Gregor thought for a long time about that.

"Yeah, I would," he finally said, the truth apparent in his voice. They ate in silence.

"By the way, Greg," Patricia asked after some time, almost as if in passing, "how many friends does Eric have?"

"Seven or eight, perhaps," he said, forking about on his plate. "Why?"

"Oh, nothing . . . but I may know someone who could help him with that suggestion." She stood up and picked up her tray to leave. "See ya, Greg."

Gregor sat silently, staring at the inedible meat.

"I'd rather try," he murmured again, as if he'd only just realized it.

* * * * * * *

New group on campus. Considering actions against administration. Seven or eight, under leadership of one Eric Onry. Contact established through one of their group, a Gregor Metelin. High potential for new recruits, or at least a joint effort.


Abigail smiled at the familiar pseudonym. Patricia had earned the nickname last year, with her duties as their unofficial spy--but hadn't yet used it this year. Abigail supposed it was a kind of nostalgia that made her smile so.

But . . . a new group? She'd never considered including new people before . . . they got on fine on their own, without anyone else's help . . . and what if these people were in Hopson's pay? Stop it! she commanded herself. Don't be so paranoid. She set herself to analyzing the note.

Seven or eight, under leadership of one Eric Onry. Eric Onry--Abigail had a class with him . . . a French history major in her Sociology class. He was always getting in arguments with the other students over the plight of the working class in history. She had listened many a time to debates over the causes of the French Revolution behind her while waiting for the professor to deign to begin. Hotheaded, but enthusiastic and in earnest, definitely.

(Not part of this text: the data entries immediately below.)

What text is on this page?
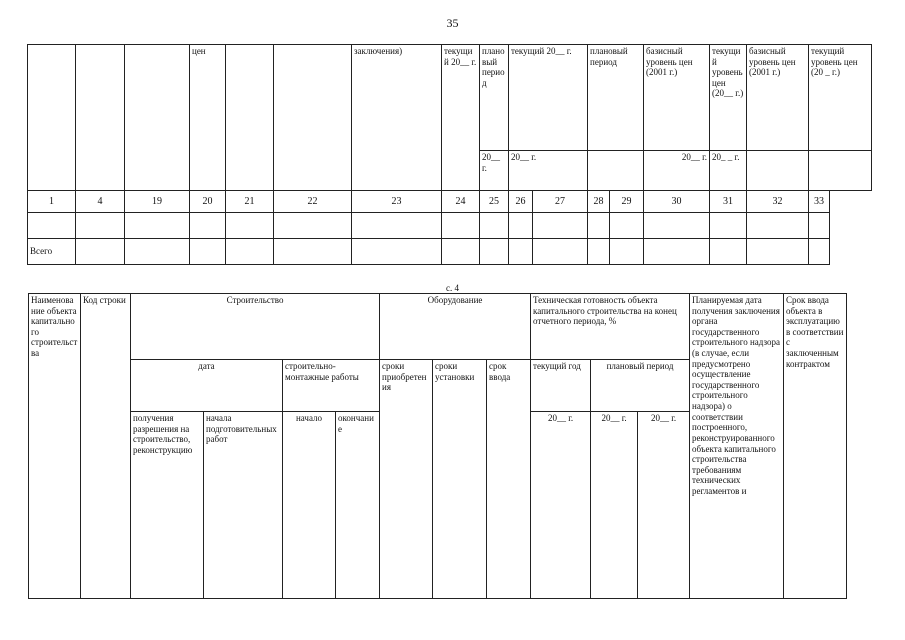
35
			цен			заключения)	текущий 20__ г.	плановый период	текущий 20__ г.		плановый период		базисный уровень цен (2001 г.)	текущий уровень цен (20__ г.)	базисный уровень цен (2001 г.)	текущий уровень цен (20 _ г.)	
								20__ г.	20__ г.				20__ г.	20_ _ г.			
1	4	19	20	21	22	23	24	25	26	27	28	29	30	31	32	33	

Всего																	
с. 4
Наименование объекта капитального строительства	Код строки	Строительство				Оборудование			Техническая готовность объекта капитального строительства на конец отчетного периода, %			Планируемая дата получения заключения органа государственного строительного надзора (в случае, если предусмотрено осуществление государственного строительного надзора) о соответствии построенного, реконструированного объекта капитального строительства требованиям технических регламентов и	Срок ввода объекта в эксплуатацию в соответствии с заключенным контрактом
		дата		строительно-монтажные работы		сроки приобретения	сроки установки	срок ввода	текущий год	плановый период			
		получения разрешения на строительство, реконструкцию	начала подготовительных работ	начало	окончание				20__ г.	20__ г.	20__ г.		
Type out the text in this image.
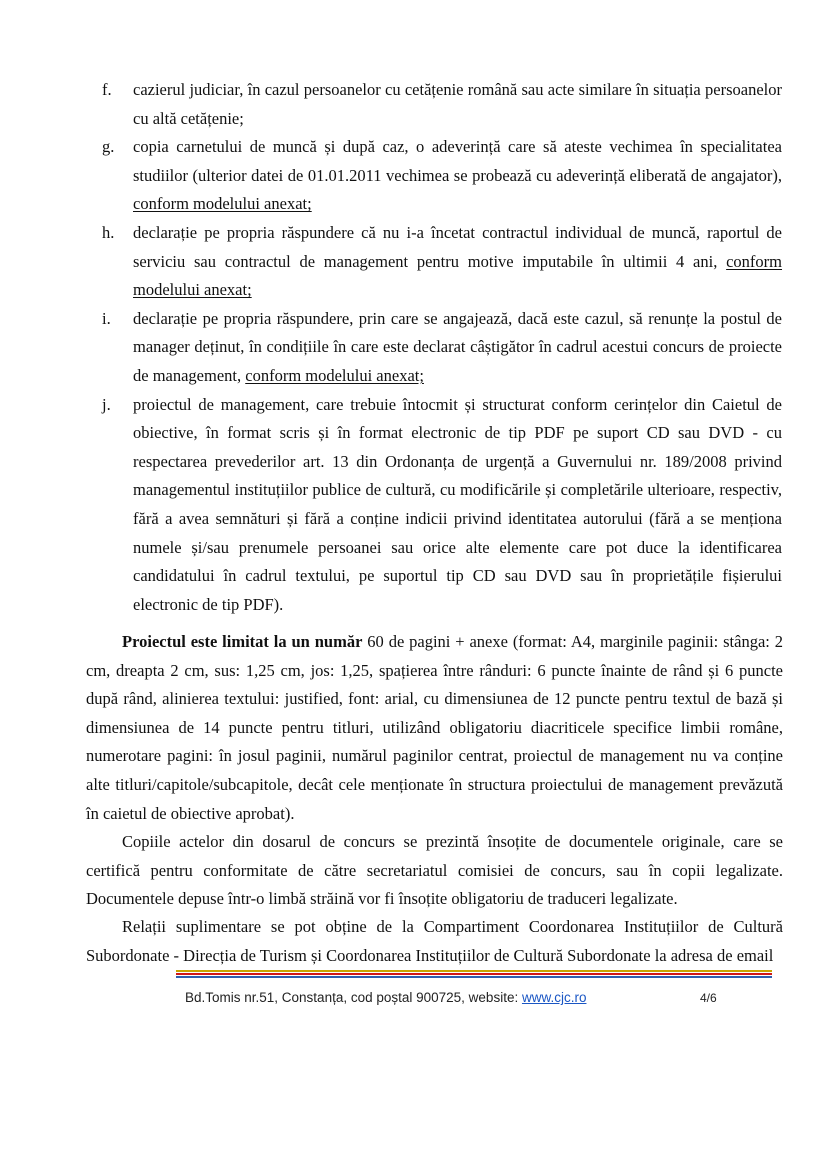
f.	cazierul judiciar, în cazul persoanelor cu cetățenie română sau acte similare în situația persoanelor cu altă cetățenie;
g.	copia carnetului de muncă și după caz, o adeverință care să ateste vechimea în specialitatea studiilor (ulterior datei de 01.01.2011 vechimea se probează cu adeverință eliberată de angajator), conform modelului anexat;
h.	declarație pe propria răspundere că nu i-a încetat contractul individual de muncă, raportul de serviciu sau contractul de management pentru motive imputabile în ultimii 4 ani, conform modelului anexat;
i.	declarație pe propria răspundere, prin care se angajează, dacă este cazul, să renunțe la postul de manager deținut, în condițiile în care este declarat câștigător în cadrul acestui concurs de proiecte de management, conform modelului anexat;
j.	proiectul de management, care trebuie întocmit și structurat conform cerințelor din Caietul de obiective, în format scris și în format electronic de tip PDF pe suport CD sau DVD - cu respectarea prevederilor art. 13 din Ordonanța de urgență a Guvernului nr. 189/2008 privind managementul instituțiilor publice de cultură, cu modificările și completările ulterioare, respectiv, fără a avea semnături și fără a conține indicii privind identitatea autorului (fără a se menționa numele și/sau prenumele persoanei sau orice alte elemente care pot duce la identificarea candidatului în cadrul textului, pe suportul tip CD sau DVD sau în proprietățile fișierului electronic de tip PDF).

Proiectul este limitat la un număr 60 de pagini + anexe (format: A4, marginile paginii: stânga: 2 cm, dreapta 2 cm, sus: 1,25 cm, jos: 1,25, spațierea între rânduri: 6 puncte înainte de rând și 6 puncte după rând, alinierea textului: justified, font: arial, cu dimensiunea de 12 puncte pentru textul de bază și dimensiunea de 14 puncte pentru titluri, utilizând obligatoriu diacriticele specifice limbii române, numerotare pagini: în josul paginii, numărul paginilor centrat, proiectul de management nu va conține alte titluri/capitole/subcapitole, decât cele menționate în structura proiectului de management prevăzută în caietul de obiective aprobat).

Copiile actelor din dosarul de concurs se prezintă însoțite de documentele originale, care se certifică pentru conformitate de către secretariatul comisiei de concurs, sau în copii legalizate. Documentele depuse într-o limbă străină vor fi însoțite obligatoriu de traduceri legalizate.

Relații suplimentare se pot obține de la Compartiment Coordonarea Instituțiilor de Cultură Subordonate - Direcția de Turism și Coordonarea Instituțiilor de Cultură Subordonate la adresa de email

Bd.Tomis nr.51, Constanța, cod poștal 900725, website: www.cjc.ro	4/6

Contact established through one of their group, a Gregor Metelin. HIM? Surely Patricia must be mistaken . . . Gregor Metelin, the most notorious drunk on campus? The man who majored in Chemistry only so he could learn to make his own liquor? Surely not . . . yet Patricia had never been wrong before . . . Abigail shrugged. Maybe it was possible. The rare times she had seen him sober, he always had such a serious look on his face . . .

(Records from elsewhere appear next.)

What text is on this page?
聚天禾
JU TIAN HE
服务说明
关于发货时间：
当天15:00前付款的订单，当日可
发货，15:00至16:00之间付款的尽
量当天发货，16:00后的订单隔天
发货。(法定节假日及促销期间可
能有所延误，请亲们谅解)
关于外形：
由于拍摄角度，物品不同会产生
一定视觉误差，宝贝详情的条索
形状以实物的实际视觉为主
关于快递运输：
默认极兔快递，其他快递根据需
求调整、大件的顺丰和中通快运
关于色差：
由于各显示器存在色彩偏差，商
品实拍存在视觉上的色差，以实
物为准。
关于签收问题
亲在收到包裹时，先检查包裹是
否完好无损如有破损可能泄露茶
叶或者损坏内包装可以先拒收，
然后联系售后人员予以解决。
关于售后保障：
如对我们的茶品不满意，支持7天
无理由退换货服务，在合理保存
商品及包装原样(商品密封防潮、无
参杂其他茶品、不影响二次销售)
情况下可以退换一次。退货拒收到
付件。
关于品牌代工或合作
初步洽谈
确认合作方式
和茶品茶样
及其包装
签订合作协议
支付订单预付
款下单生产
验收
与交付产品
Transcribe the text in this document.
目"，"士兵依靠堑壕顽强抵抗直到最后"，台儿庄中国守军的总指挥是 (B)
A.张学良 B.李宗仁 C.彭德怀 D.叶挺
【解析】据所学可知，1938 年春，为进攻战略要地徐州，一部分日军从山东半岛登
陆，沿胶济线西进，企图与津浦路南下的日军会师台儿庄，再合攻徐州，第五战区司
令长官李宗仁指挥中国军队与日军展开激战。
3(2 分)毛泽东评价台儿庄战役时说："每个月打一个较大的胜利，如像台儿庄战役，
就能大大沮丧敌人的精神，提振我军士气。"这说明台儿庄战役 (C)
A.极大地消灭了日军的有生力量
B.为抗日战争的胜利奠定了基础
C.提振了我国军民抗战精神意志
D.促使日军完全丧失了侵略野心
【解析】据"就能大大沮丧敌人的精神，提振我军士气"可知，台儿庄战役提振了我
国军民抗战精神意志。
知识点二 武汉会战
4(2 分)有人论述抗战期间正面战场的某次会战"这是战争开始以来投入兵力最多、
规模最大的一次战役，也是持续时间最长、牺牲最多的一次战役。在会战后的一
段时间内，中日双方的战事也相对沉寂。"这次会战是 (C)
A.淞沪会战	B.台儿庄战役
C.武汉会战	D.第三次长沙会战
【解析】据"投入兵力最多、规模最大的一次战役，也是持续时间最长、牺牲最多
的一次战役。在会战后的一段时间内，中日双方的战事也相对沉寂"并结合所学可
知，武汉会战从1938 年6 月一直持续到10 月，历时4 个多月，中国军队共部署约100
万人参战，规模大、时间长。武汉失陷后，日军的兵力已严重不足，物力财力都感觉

Considering actions against administration. What kind of actions were they planning? If they were caught . . . in that moment Abigail decided what had to be done.

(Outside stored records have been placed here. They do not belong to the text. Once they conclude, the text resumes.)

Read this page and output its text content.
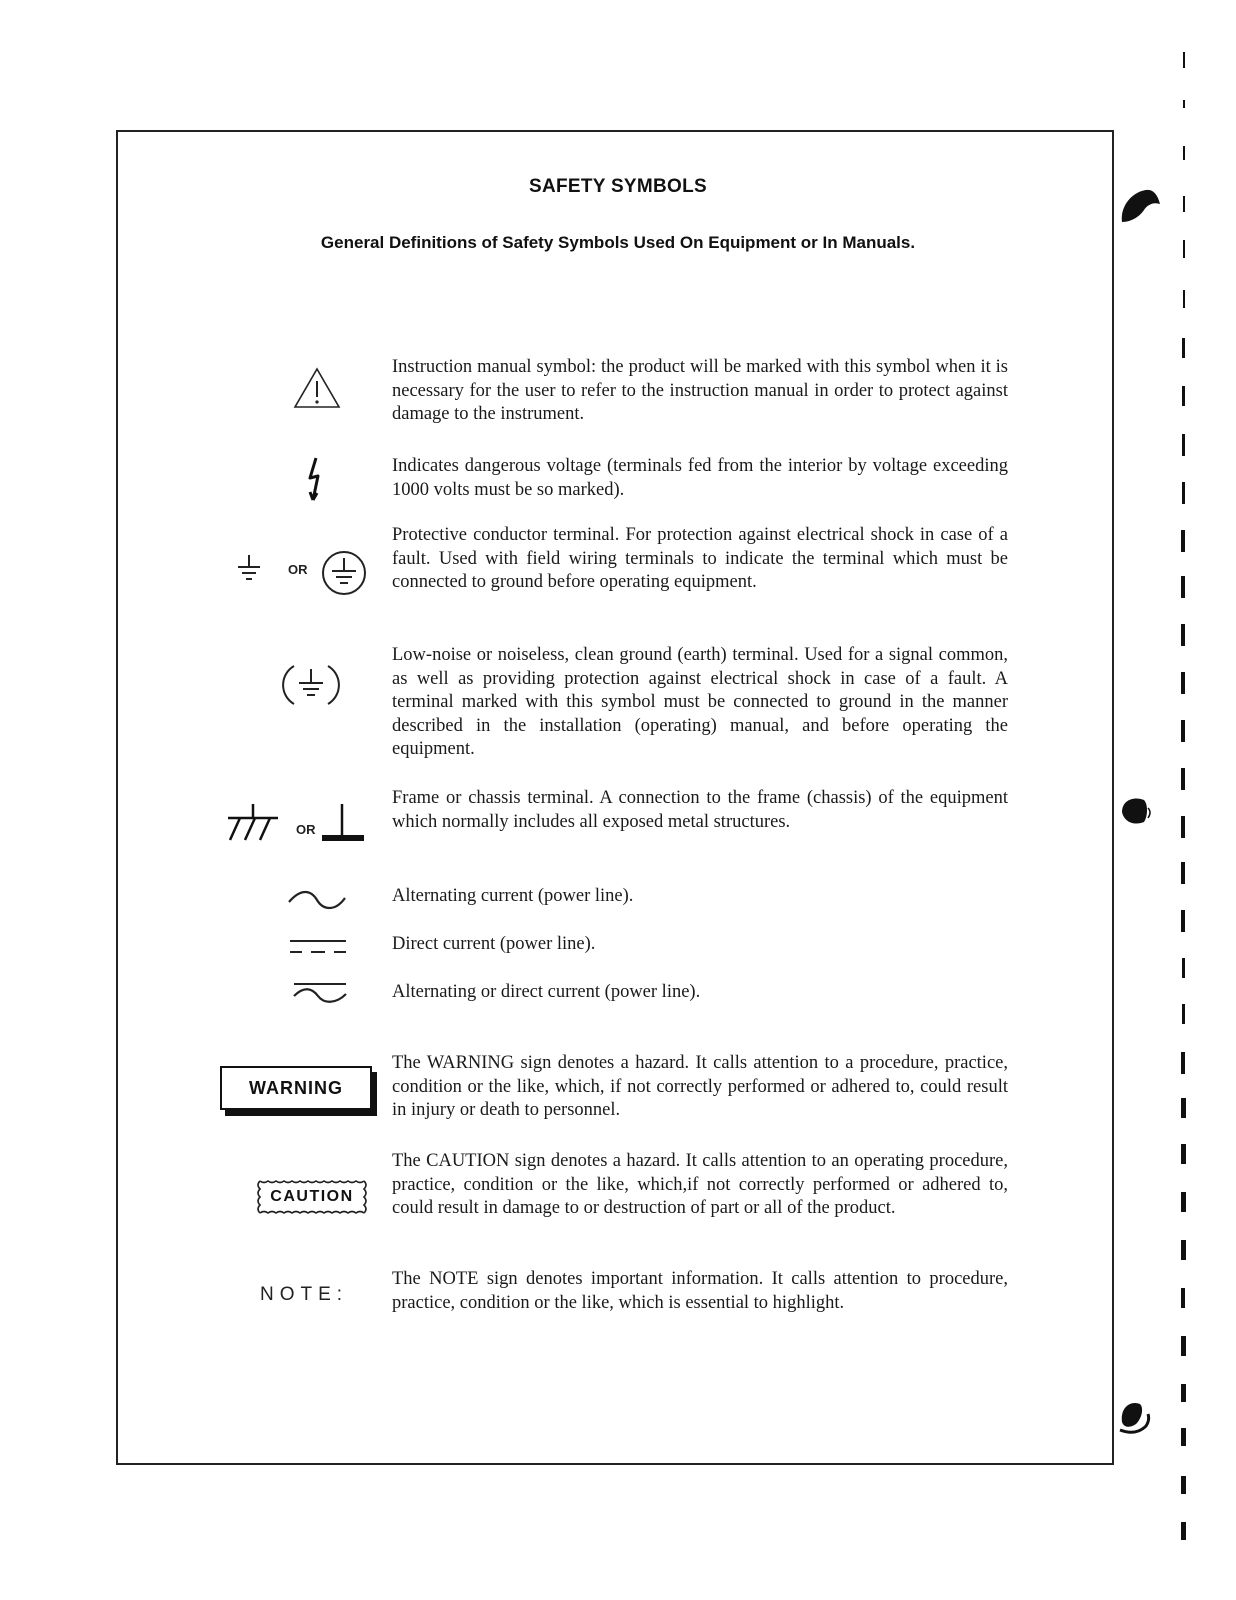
SAFETY SYMBOLS
General Definitions of Safety Symbols Used On Equipment or In Manuals.
Instruction manual symbol: the product will be marked with this symbol when it is necessary for the user to refer to the instruction manual in order to protect against damage to the instrument.
Indicates dangerous voltage (terminals fed from the interior by voltage exceeding 1000 volts must be so marked).
OR
Protective conductor terminal. For protection against electrical shock in case of a fault. Used with field wiring terminals to indicate the terminal which must be connected to ground before operating equipment.
Low-noise or noiseless, clean ground (earth) terminal. Used for a signal common, as well as providing protection against electrical shock in case of a fault. A terminal marked with this symbol must be connected to ground in the manner described in the installation (operating) manual, and before operating the equipment.
OR
Frame or chassis terminal. A connection to the frame (chassis) of the equipment which normally includes all exposed metal structures.
Alternating current (power line).
Direct current (power line).
Alternating or direct current (power line).
WARNING
The WARNING sign denotes a hazard. It calls attention to a procedure, practice, condition or the like, which, if not correctly performed or adhered to, could result in injury or death to personnel.
CAUTION
The CAUTION sign denotes a hazard. It calls attention to an operating procedure, practice, condition or the like, which,if not correctly performed or adhered to, could result in damage to or destruction of part or all of the product.
NOTE:
The NOTE sign denotes important information. It calls attention to procedure, practice, condition or the like, which is essential to highlight.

High potential . . . There was potential here, indeed--potential danger. She dropped the note into the combination paper shredder/burner that David had come up with over the summer--an invaluable device--and took pen in left hand to write her own response.

Tell Onry that I will talk to him, as myself, tomorrow night at eight in my room. He doesn't need to know about us yet--I want to see if he is serious about his convictions, and if indeed the others will follow him.

She couldn't help the grin on her face when she drew the little flower at the bottom of the paper. It felt so good do draw that again.